The film is at its best when Tati is on his own with a simple prop like the bike, when his distinctive personality comes to the fore. As a director, he often steps back from the action, so we can better appreciate Francois' wild gesticulating re-enactments of his adventures, while, close up, his garbled French is more like an additional soundtrack than a conversation. His love of rural France is also obvious, as he takes time to capture the daily goings on of the local townsfolk - it's worth noting that he always used nonprofessional actors, which also gives the action a ring of truth.
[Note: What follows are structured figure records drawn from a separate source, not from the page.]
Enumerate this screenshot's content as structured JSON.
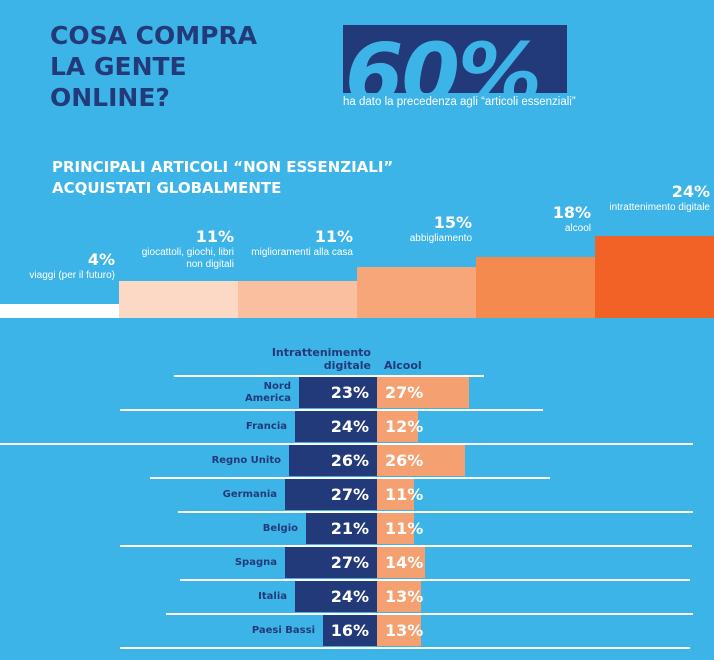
{
  "header": {
    "title_lines": [
      "COSA COMPRA",
      "LA GENTE",
      "ONLINE?"
    ],
    "big_stat": "60%",
    "big_stat_caption": "ha dato la precedenza agli “articoli essenziali”"
  },
  "section": {
    "subtitle_lines": [
      "PRINCIPALI ARTICOLI “NON ESSENZIALI”",
      "ACQUISTATI GLOBALMENTE"
    ]
  },
  "colors": {
    "background": "#3db4e8",
    "navy": "#233a7a",
    "step_colors": [
      "#ffffff",
      "#fcd9c4",
      "#f9bf9e",
      "#f7a679",
      "#f58a4e",
      "#f26125"
    ],
    "right_bar": "#f4a070"
  },
  "chart_data": [
    {
      "type": "bar",
      "title": "PRINCIPALI ARTICOLI “NON ESSENZIALI” ACQUISTATI GLOBALMENTE",
      "categories": [
        "viaggi (per il futuro)",
        "giocattoli, giochi, libri non digitali",
        "miglioramenti alla casa",
        "abbigliamento",
        "alcool",
        "intrattenimento digitale"
      ],
      "labels": [
        "4%",
        "11%",
        "11%",
        "15%",
        "18%",
        "24%"
      ],
      "values": [
        4,
        11,
        11,
        15,
        18,
        24
      ],
      "grid": false
    },
    {
      "type": "bar",
      "orientation": "horizontal-diverging",
      "categories": [
        "Nord America",
        "Francia",
        "Regno Unito",
        "Germania",
        "Belgio",
        "Spagna",
        "Italia",
        "Paesi Bassi"
      ],
      "series": [
        {
          "name": "Intrattenimento digitale",
          "labels": [
            "23%",
            "24%",
            "26%",
            "27%",
            "21%",
            "27%",
            "24%",
            "16%"
          ],
          "values": [
            23,
            24,
            26,
            27,
            21,
            27,
            24,
            16
          ]
        },
        {
          "name": "Alcool",
          "labels": [
            "27%",
            "12%",
            "26%",
            "11%",
            "11%",
            "14%",
            "13%",
            "13%"
          ],
          "values": [
            27,
            12,
            26,
            11,
            11,
            14,
            13,
            13
          ]
        }
      ],
      "grid": false
    }
  ]
}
This was originally intended to be the first ever French colour movie, with Tati shooting it using Thomson-Color film. The director, known for his extreme attention to detail, was concerned that the experimental format might not give the results he wanted, so he also shot the film in black and white. It's a choice that was to prove smart as, unhappy with the colour version, he was able to release the film in monochrome. What you don't see, if you only watch the black and white version, is Tati's thoughtfulness with the regard to this new medium, as he was at pains to make the village look drab so that the fair brings colour to town.
These days, the film is available in several incarnations. This restored 1949 original, Tati's hand stencil-tined version from 1964 (not full colour but with a smattering of colour detailings) and a 1994 restoration of the colour version - supervised by his daughter Sohpia Tatischeff - are all available on the disc released as part of Studiocanal's Essential Jacques Tati Blu-ray Collection.